Eudon Choi SS17
Eudon Choi, Spring/Summer 2017. Photo credit: Gio Staiano

Here we are in London and the atmosphere here is the most excited I’ve ever seen. There’s a billboard on Carnaby Street that is streaming shows live. Britain’s new Prime Minister, Theresa May, addressed designers last night emphasizing how important fashion is to the British economy. These shows mean a lot to everyone here and this season there is more anxiety than ever. You’ll rarely hear anyone actually use the term “Brexit,” as it has become a term to be avoided among polite society, but fashion designers are very concerned as to how the UK’s exit from the European Union is going to affect them. They’ve long enjoyed the easy travel and exchange of goods across international borders. Fears here are that access to fabrics and, more importantly, international shoppers might take a tumble, hurting their ability to do business.

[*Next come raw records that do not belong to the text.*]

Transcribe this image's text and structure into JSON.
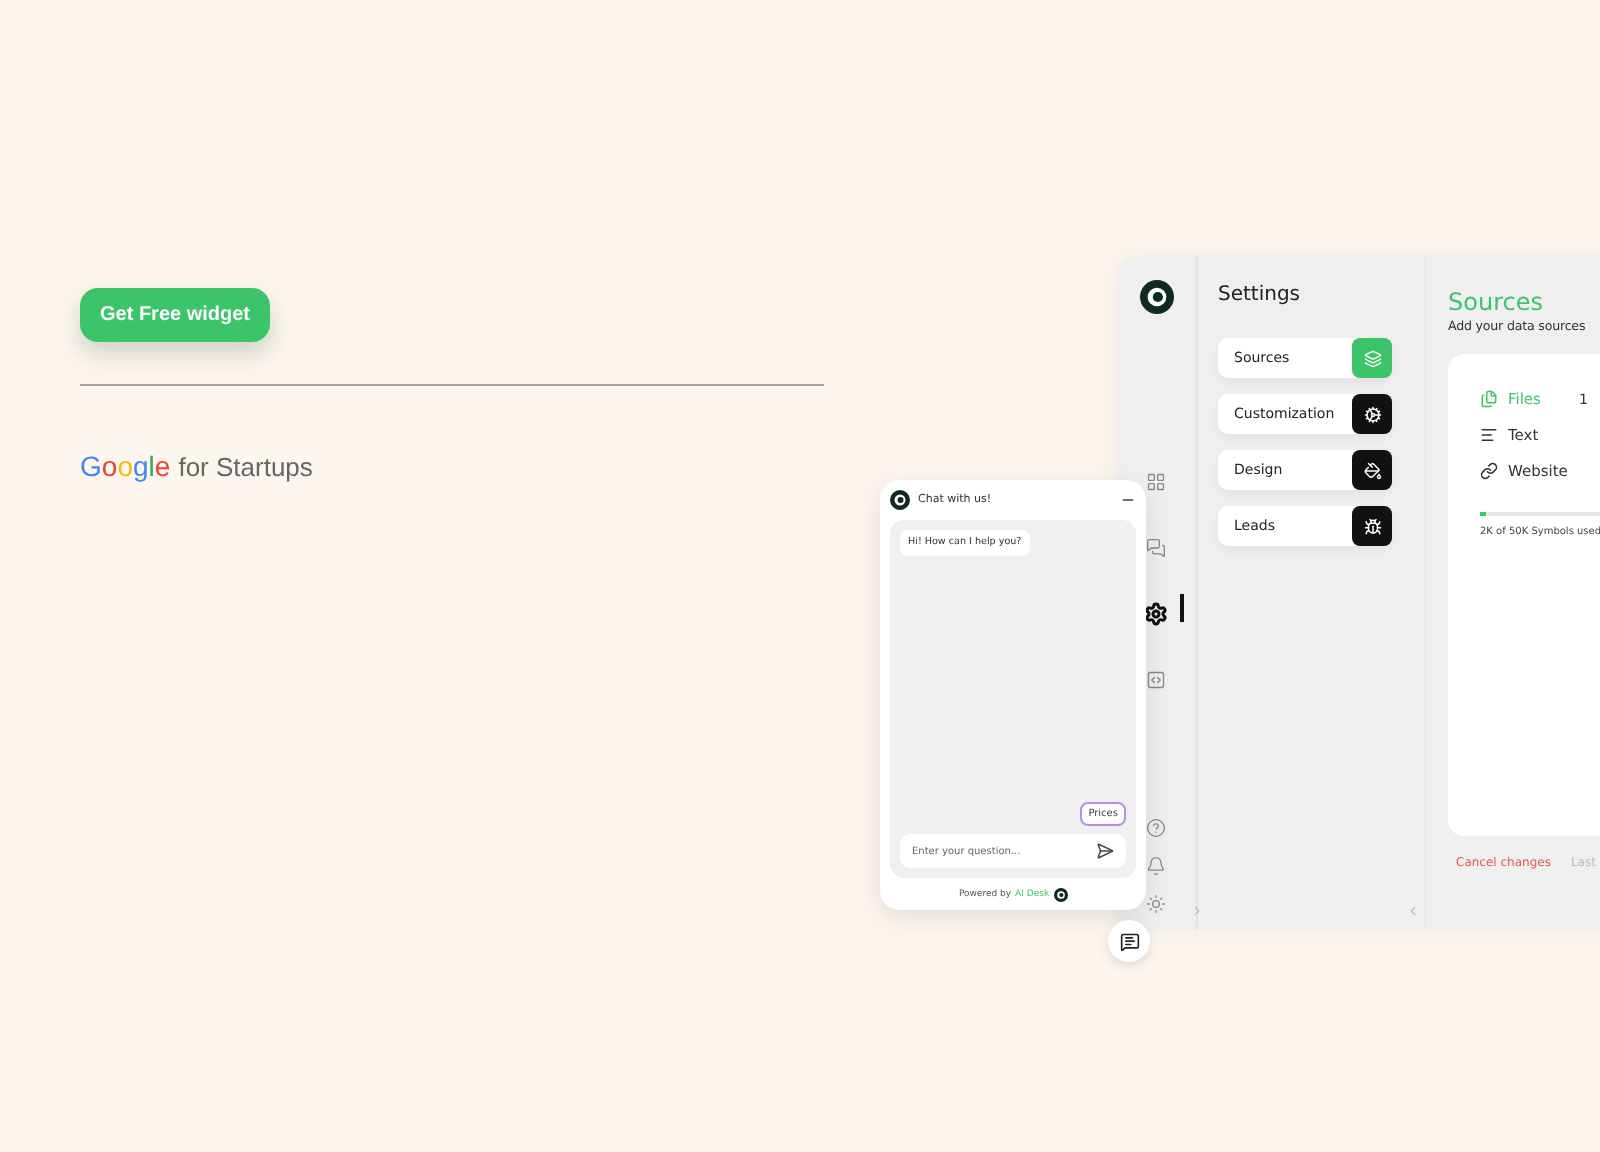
{
  "cta": {
    "label": "Get Free widget"
  },
  "partner": {
    "logo": "Google",
    "text": "for Startups"
  },
  "app": {
    "rail": [
      {
        "kind": "grid",
        "selected": false
      },
      {
        "kind": "chats",
        "selected": false
      },
      {
        "kind": "settings",
        "selected": true
      },
      {
        "kind": "code",
        "selected": false
      },
      {
        "kind": "help",
        "selected": false
      },
      {
        "kind": "bell",
        "selected": false
      },
      {
        "kind": "sun",
        "selected": false
      }
    ],
    "settings_title": "Settings",
    "menu": [
      {
        "label": "Sources",
        "kind": "layers",
        "selected": true
      },
      {
        "label": "Customization",
        "kind": "gear",
        "selected": false
      },
      {
        "label": "Design",
        "kind": "paint",
        "selected": false
      },
      {
        "label": "Leads",
        "kind": "bug",
        "selected": false
      }
    ],
    "section_title": "Sources",
    "section_subtitle": "Add your data sources",
    "source_tabs": [
      {
        "label": "Files",
        "kind": "files",
        "selected": true,
        "count": "1"
      },
      {
        "label": "Text",
        "kind": "text",
        "selected": false
      },
      {
        "label": "Website",
        "kind": "link",
        "selected": false
      }
    ],
    "usage": {
      "level": 0.04,
      "text": "2K of 50K Symbols used"
    },
    "cancel": "Cancel changes",
    "last": "Last"
  },
  "chat": {
    "title": "Chat with us!",
    "greeting": "Hi! How can I help you?",
    "quick_reply": "Prices",
    "placeholder": "Enter your question...",
    "powered_by": "Powered by",
    "brand": "AI Desk"
  }
}
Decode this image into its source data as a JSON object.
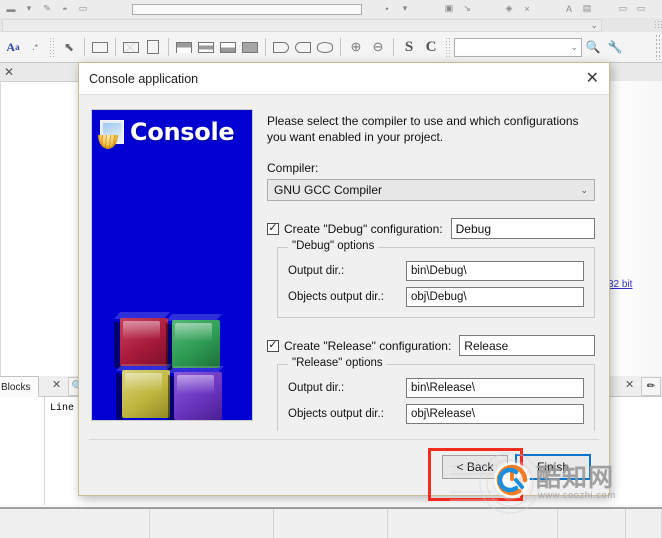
{
  "ide": {
    "toolbar_search_placeholder": "",
    "editor_tab_label": "",
    "link_32bit": "32 bit",
    "bottom_tab_label": "Blocks",
    "bottom_line_label": "Line",
    "toolbar_icons": [
      "text-style-icon",
      "wildcard-icon",
      "pointer-icon",
      "rectangle-icon",
      "envelope-icon",
      "document-icon",
      "frame-top-icon",
      "frame-band-icon",
      "frame-bottom-icon",
      "frame-filled-icon",
      "tag-right-icon",
      "tag-left-icon",
      "hexagon-icon",
      "zoom-in-icon",
      "zoom-out-icon",
      "letter-s-icon",
      "letter-c-icon",
      "find-icon",
      "tools-icon"
    ]
  },
  "dialog": {
    "title": "Console application",
    "close_icon": "close-icon",
    "banner": {
      "label": "Console",
      "background_color": "#0000d2",
      "icon": "console-shell-icon",
      "cubes": [
        {
          "name": "cube-top-left",
          "color": "#b02040"
        },
        {
          "name": "cube-top-right",
          "color": "#2e9e52"
        },
        {
          "name": "cube-bottom-left",
          "color": "#c3bb42"
        },
        {
          "name": "cube-bottom-right",
          "color": "#6b35c0"
        }
      ]
    },
    "intro_text": "Please select the compiler to use and which configurations you want enabled in your project.",
    "compiler": {
      "label": "Compiler:",
      "selected": "GNU GCC Compiler",
      "chevron": "chevron-down-icon"
    },
    "debug": {
      "checkbox_label": "Create \"Debug\" configuration:",
      "checked": true,
      "name_value": "Debug",
      "group_title": "\"Debug\" options",
      "output_dir_label": "Output dir.:",
      "output_dir_value": "bin\\Debug\\",
      "objects_dir_label": "Objects output dir.:",
      "objects_dir_value": "obj\\Debug\\"
    },
    "release": {
      "checkbox_label": "Create \"Release\" configuration:",
      "checked": true,
      "name_value": "Release",
      "group_title": "\"Release\" options",
      "output_dir_label": "Output dir.:",
      "output_dir_value": "bin\\Release\\",
      "objects_dir_label": "Objects output dir.:",
      "objects_dir_value": "obj\\Release\\"
    },
    "footer": {
      "back_label": "< Back",
      "finish_label": "Finish",
      "finish_focus_color": "#0f73c8"
    }
  },
  "annotation": {
    "highlight_color": "#ef2b22",
    "target": "finish-button"
  },
  "watermark": {
    "text_cn": "酷知网",
    "url": "www.coozhi.com"
  }
}
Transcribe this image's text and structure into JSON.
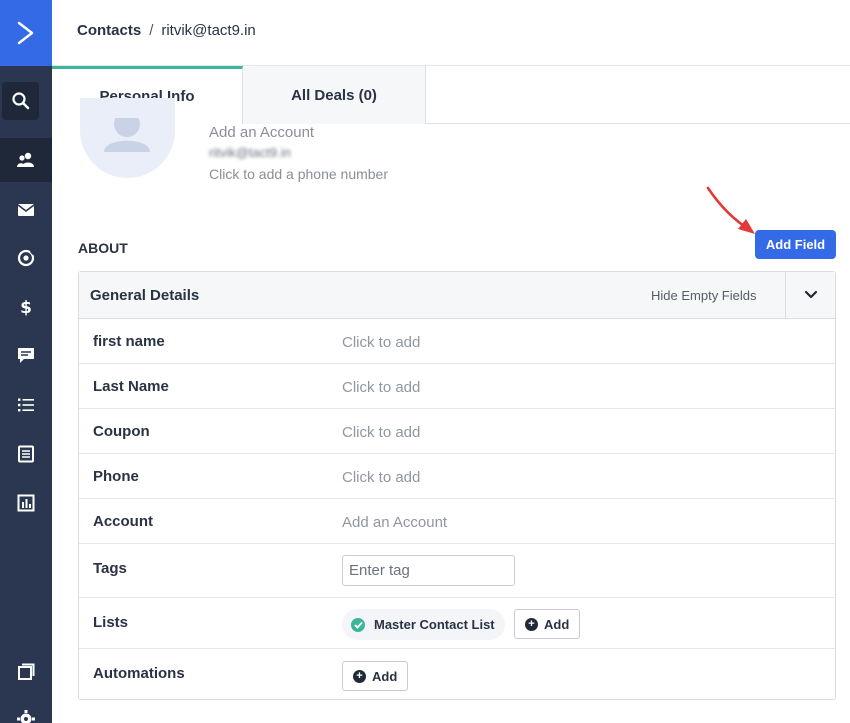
{
  "colors": {
    "rail": "#2b3750",
    "brand": "#356ae6",
    "accent_green": "#3bb59b"
  },
  "rail": {
    "icons": [
      "logo-chevron-icon",
      "search-icon",
      "contacts-icon",
      "email-icon",
      "automation-icon",
      "dollar-icon",
      "conversations-icon",
      "lists-icon",
      "forms-icon",
      "reports-icon",
      "pages-icon",
      "settings-icon"
    ]
  },
  "breadcrumb": {
    "parent": "Contacts",
    "separator": "/",
    "current": "ritvik@tact9.in"
  },
  "tabs": [
    {
      "label": "Personal Info"
    },
    {
      "label": "All Deals (0)"
    }
  ],
  "profile": {
    "account": "Add an Account",
    "email": "ritvik@tact9.in",
    "phone": "Click to add a phone number"
  },
  "about": {
    "title": "ABOUT",
    "add_field_label": "Add Field"
  },
  "details": {
    "title": "General Details",
    "hide_empty_label": "Hide Empty Fields",
    "rows": [
      {
        "label": "first name",
        "value": "Click to add"
      },
      {
        "label": "Last Name",
        "value": "Click to add"
      },
      {
        "label": "Coupon",
        "value": "Click to add"
      },
      {
        "label": "Phone",
        "value": "Click to add"
      },
      {
        "label": "Account",
        "value": "Add an Account"
      },
      {
        "label": "Tags",
        "placeholder": "Enter tag"
      },
      {
        "label": "Lists",
        "chip": "Master Contact List",
        "add_label": "Add"
      },
      {
        "label": "Automations",
        "add_label": "Add"
      }
    ]
  }
}
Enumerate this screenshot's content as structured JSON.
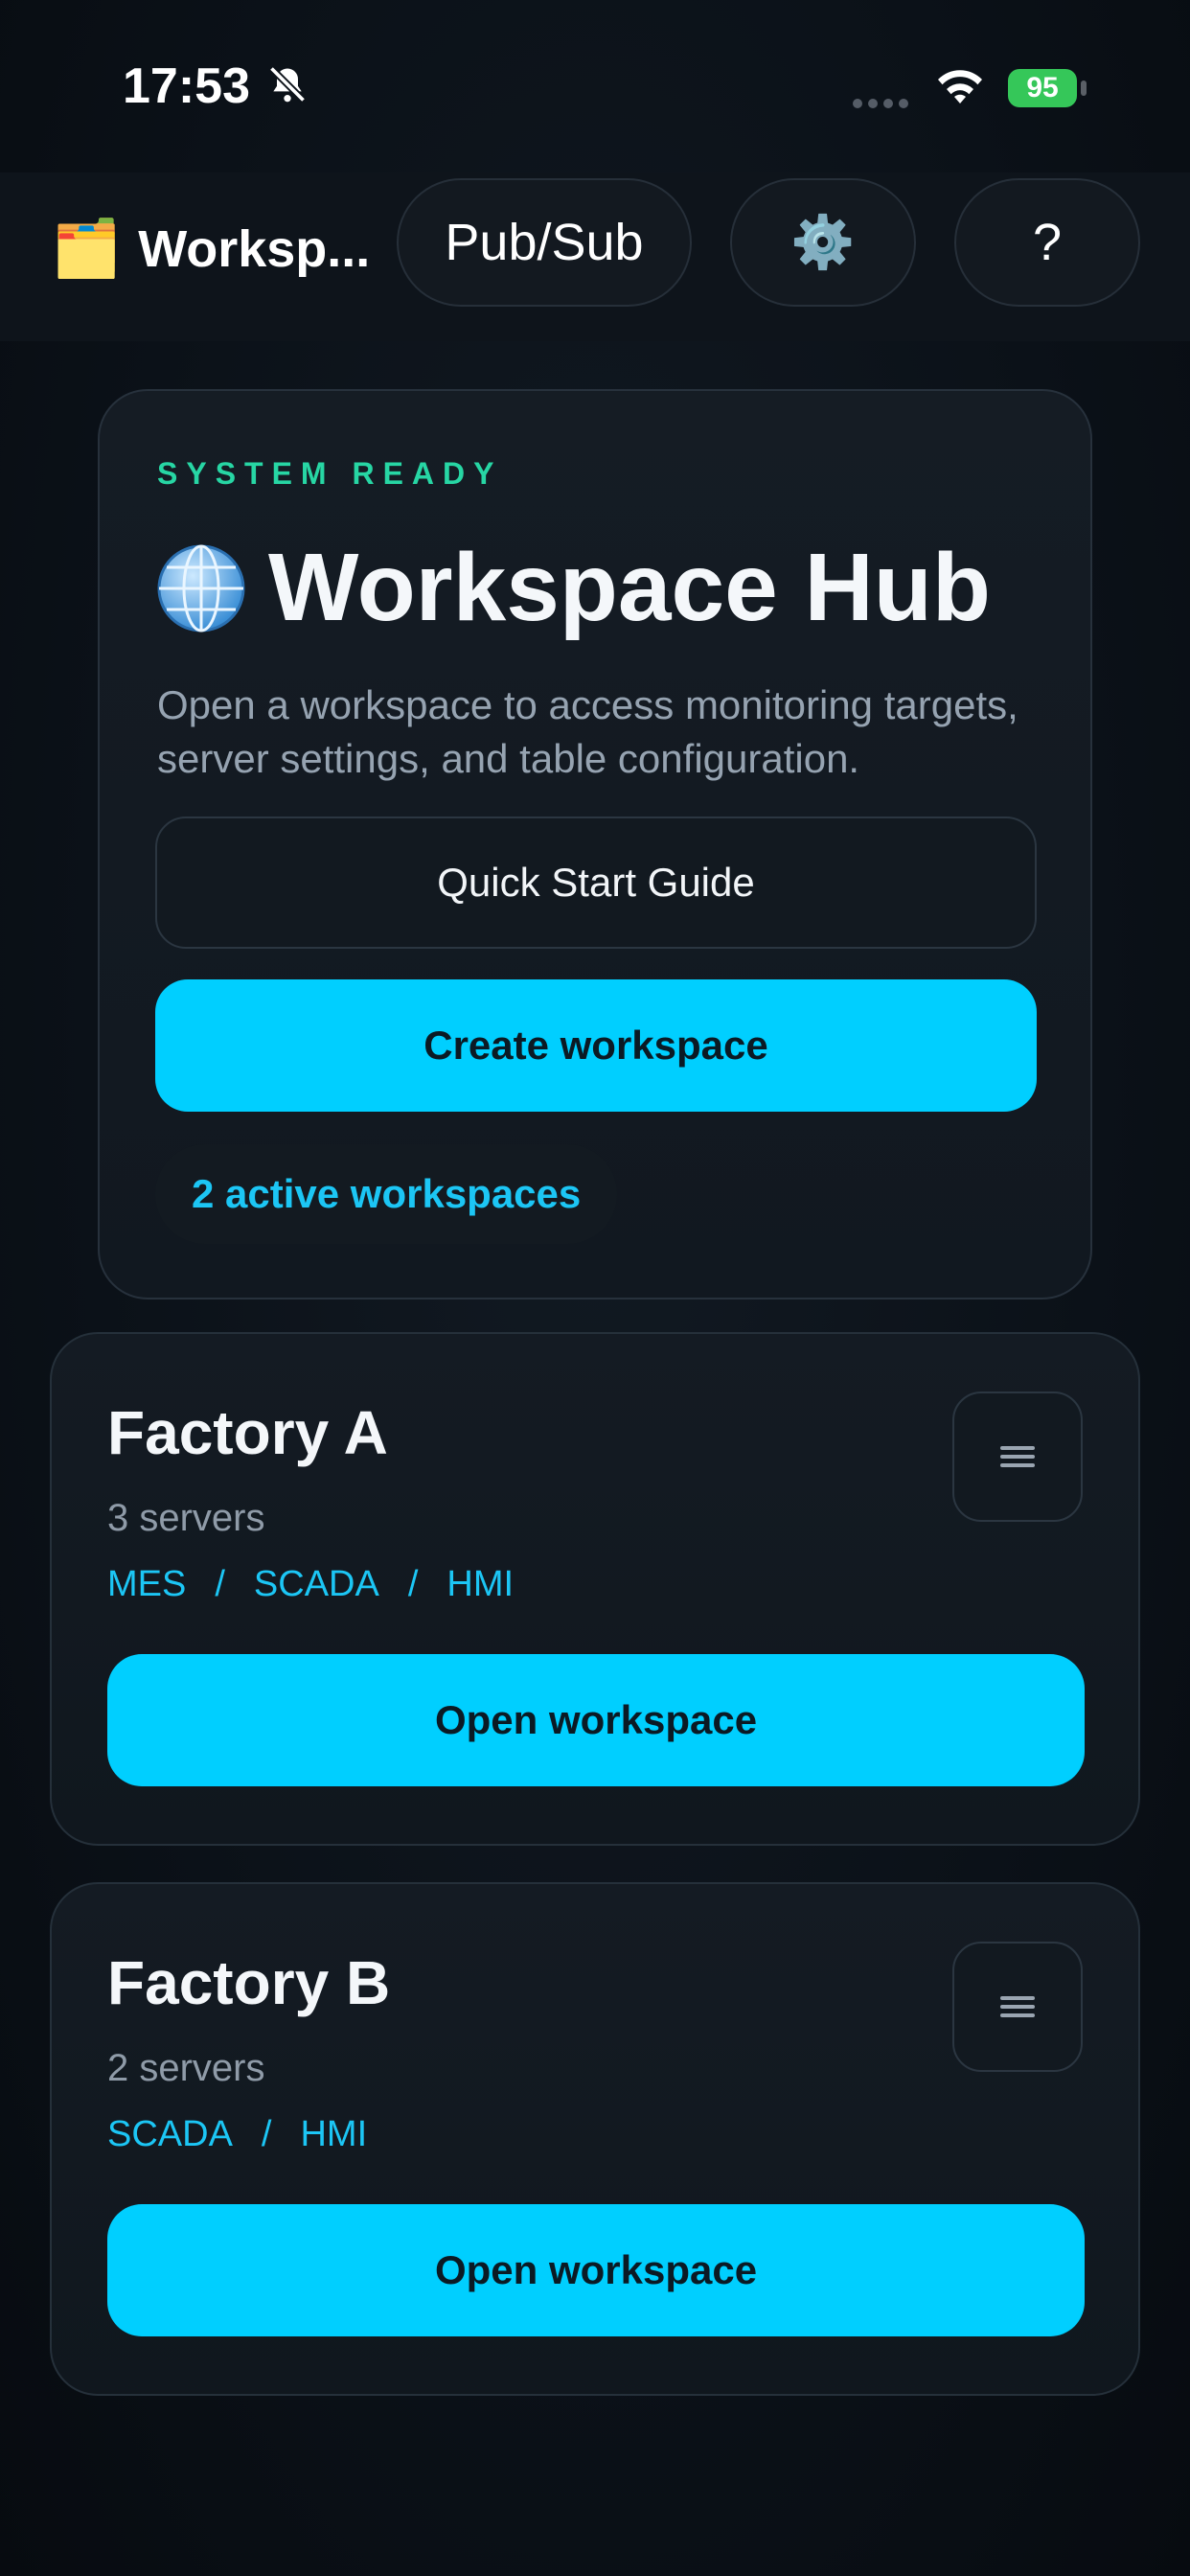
{
  "status_bar": {
    "time": "17:53",
    "battery": "95"
  },
  "header": {
    "app_title": "Worksp...",
    "app_emoji": "🗂️",
    "pubsub_label": "Pub/Sub",
    "settings_icon": "⚙️",
    "help_label": "?"
  },
  "hero": {
    "eyebrow": "SYSTEM READY",
    "title": "Workspace Hub",
    "description": "Open a workspace to access monitoring targets, server settings, and table configuration.",
    "guide_label": "Quick Start Guide",
    "create_label": "Create workspace",
    "active_label": "2 active workspaces"
  },
  "workspaces": [
    {
      "name": "Factory A",
      "servers": "3 servers",
      "tags": [
        "MES",
        "SCADA",
        "HMI"
      ],
      "open_label": "Open workspace"
    },
    {
      "name": "Factory B",
      "servers": "2 servers",
      "tags": [
        "SCADA",
        "HMI"
      ],
      "open_label": "Open workspace"
    }
  ],
  "colors": {
    "accent": "#00cfff",
    "ready": "#27d6a4",
    "link": "#1cc6f5"
  }
}
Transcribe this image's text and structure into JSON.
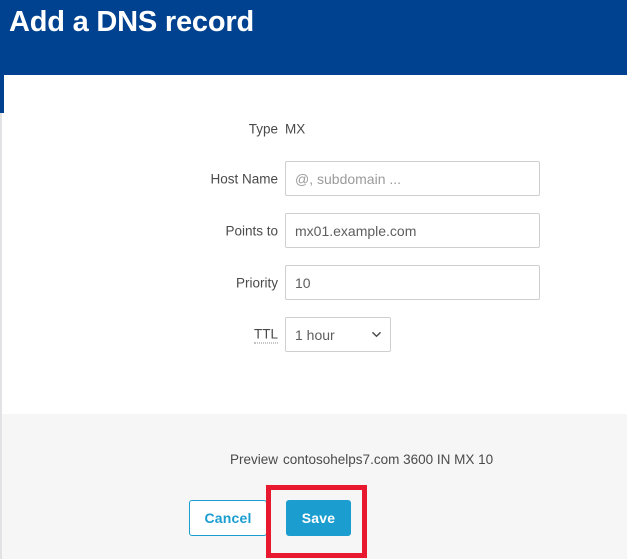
{
  "header": {
    "title": "Add a DNS record",
    "background_color": "#00428f"
  },
  "form": {
    "rows": [
      {
        "label": "Type",
        "kind": "static",
        "value": "MX"
      },
      {
        "label": "Host Name",
        "kind": "input",
        "value": "",
        "placeholder": "@, subdomain ..."
      },
      {
        "label": "Points to",
        "kind": "input",
        "value": "mx01.example.com",
        "placeholder": ""
      },
      {
        "label": "Priority",
        "kind": "input",
        "value": "10",
        "placeholder": ""
      },
      {
        "label": "TTL",
        "kind": "select",
        "value": "1 hour",
        "tooltip": true
      }
    ],
    "ttl_options": [
      "1 hour"
    ]
  },
  "footer": {
    "preview_label": "Preview",
    "preview_value": "contosohelps7.com  3600  IN  MX  10",
    "cancel_label": "Cancel",
    "save_label": "Save",
    "save_color": "#1b9dd0"
  },
  "annotation": {
    "highlight_color": "#e8182f",
    "target": "save-button"
  },
  "icons": {
    "chevron_down": "chevron-down-icon"
  }
}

All that being said, it is a Korean designer who got us up in time for our first show this morning. Eudon Choi has been showing here in London since 2012 and quickly established himself as a front-of-the-week favorite. His style isn’t strictly minimalist nor quite deconstructionism, yet there are plenty of elements of both, especially in this collection. We see a lot of traditional Asian influences in his silhouettes as well. Choi beautifully combines all those influences into beautiful styles that are slowly winning over fans.

Looking at this morning’s collection, though, I was reminded of a saying my grandfather used when seeing someone wearing clothes obviously too large for them: “You could fit a whole ham in there.” Many of Choi’s clothes this morning would qualify as being full enough to hide a considerable amount of groceries. The benefit, of course, is comfort and a free range of movement. You’re not going to feel trapped by any of these garments. In fact, feel free to enjoy the buffet, no one will be able to tell if you down that entire tray of shrimp. The expansive silhouettes are rather freeing if one cares to look at it that way.

Another element in this collection that one notices quickly is  the number of loose straps just flying around. In the US, we tend to look at that more as a urban street style element, but that’s certainly not the way Choi uses it. Part byproduct of minimalist design and part Asian tradition,  the straps show up in a number of  different looks, from the sleeves of a sharp suit with big brass buttons, to a full-length skirt with a loose-fitting top. For all the fullness in the collection, the straps seem to offer the opportunity to bundle things up quickly if necessary, and at the same time provide a motion-oriented aesthetic that encourages one to not merely walk, but dance, twirl, and sway when making their way down the sidewalk.

Choi sticks primarily with blues and lighter versions of tan for his palette. Hems on trousers run high. Flaps on the front of shoes run large. This is a rather different look from what Americans are accustomed to seeing. Certainly, we don’t see much like this wandering the streets of Indianapolis, but wouldn’t it be delightful if we did?

Watching the flow and sway of this collection was fun and invigorating this morning.  Perhaps it is time Western shoppers started looking at Asian designers a little more often. We need this kind of diversity both in our wardrobes and on our streets.